Despite a significant increase in energy resolution and sensitivity, the scatter fraction with the CZT camera is still high, evaluated up to 30 vs. 34 % with conventional Anger cameras [13]. Due to incomplete charge collection and intercrystal scatter, the CZT detectors are subjected to a tailing effect below the photopeak that may lead to an overcorrection of photon scatter when using a conventional triple-energy window method [28]. Recently, Fan et al. for the DNM 530c [29] and Holstensson et al. for the DSPECT [30] presented a model-based correction algorithm which extracts the useful primary counts of 99mTc and 123I from projection data, taking into account the tailing effect to correct the scatter and crosstalk in 99mTc–123I dual imaging. In the present study, we did not apply any tailing effect correction and observed no significant impact on ventricular function assessment.

All reconstructions were performed using the vendor’s workstation and available software for both cameras. Routinely, scatter and crosstalk correction is not performed on the DNM 530c camera. Image data from DSPECT were corrected for scatter and crosstalk but not for the tailing effect. In our study, the ratio between 123I and 99mTc concentration was set to 1:2, which is representative of the low 123I-mIBG myocardial uptake, observed in severe heart failure. Under these specific conditions, the absence of scatter and crosstalk correction using the DNM 530c did not affect ventricular function assessment using 99mTc acquisitions. In severe heart failure, 123I-mIBG myocardial uptake is low and we assumed that the crosstalk and scatter of 123I in the 99mTc photopeak had no consequences.

Limitations of the study

Due to the design of the phantom, EDV and ESV were not predetermined. The phantom was filled under static equilibrium conditions at atmospheric pressure to provide a reproducible ejection fraction. Based on this equilibrium, ejection fraction was imposed by injecting a stroke volume into the ventricular cavity [15, 22]. As a consequence, true EDV and ESV were not known and thus could not be compared with measured volumes.

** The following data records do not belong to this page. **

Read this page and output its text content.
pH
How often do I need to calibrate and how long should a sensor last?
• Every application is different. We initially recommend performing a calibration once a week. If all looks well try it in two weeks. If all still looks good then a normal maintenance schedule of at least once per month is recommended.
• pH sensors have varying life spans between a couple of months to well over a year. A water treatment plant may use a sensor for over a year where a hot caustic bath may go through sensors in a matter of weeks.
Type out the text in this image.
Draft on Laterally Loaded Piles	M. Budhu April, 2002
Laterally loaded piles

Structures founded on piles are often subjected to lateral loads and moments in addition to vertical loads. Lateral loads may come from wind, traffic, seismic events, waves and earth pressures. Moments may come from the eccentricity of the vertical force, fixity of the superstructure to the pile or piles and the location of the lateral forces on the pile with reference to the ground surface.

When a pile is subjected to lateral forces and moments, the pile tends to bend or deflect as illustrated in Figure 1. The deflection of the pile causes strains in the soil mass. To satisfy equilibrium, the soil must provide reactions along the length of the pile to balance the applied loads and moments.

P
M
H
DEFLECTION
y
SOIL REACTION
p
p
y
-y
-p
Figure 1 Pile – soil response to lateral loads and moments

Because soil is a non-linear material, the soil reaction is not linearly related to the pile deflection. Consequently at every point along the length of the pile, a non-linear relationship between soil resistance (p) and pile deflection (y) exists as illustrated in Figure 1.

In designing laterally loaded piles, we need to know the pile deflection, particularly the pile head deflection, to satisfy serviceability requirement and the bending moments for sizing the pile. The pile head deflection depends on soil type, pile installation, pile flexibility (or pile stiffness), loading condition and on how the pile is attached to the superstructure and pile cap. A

As we used only commercially available software, scatter and crosstalk were corrected with DSPECT but not with DNM 530c. However, our results displayed no critical differences between the single-isotope and dual-isotope 99mTc window, even with the DNM 530c. At best, the demonstration could be made by comparing the results obtained with and without scatter and crosstalk corrections. However, the aim of our study was to compare the results obtained with the two CZT cameras using the dedicated commercially available software to mimic routine clinical conditions.

Conclusions

In this phantom study, the two CZT cameras (DNM 530c and DSPECT) provided similar results for ventricular function assessment (EDV, ESV, and LVEF) with single- (separate 123I and 99mTc acquisitions) and simultaneous dual-isotope (123I and 99mTc) acquisitions. Further studies are needed to evaluate perfusion match and mismatch using 123I-mIBG and 99mTc-labelled tracers.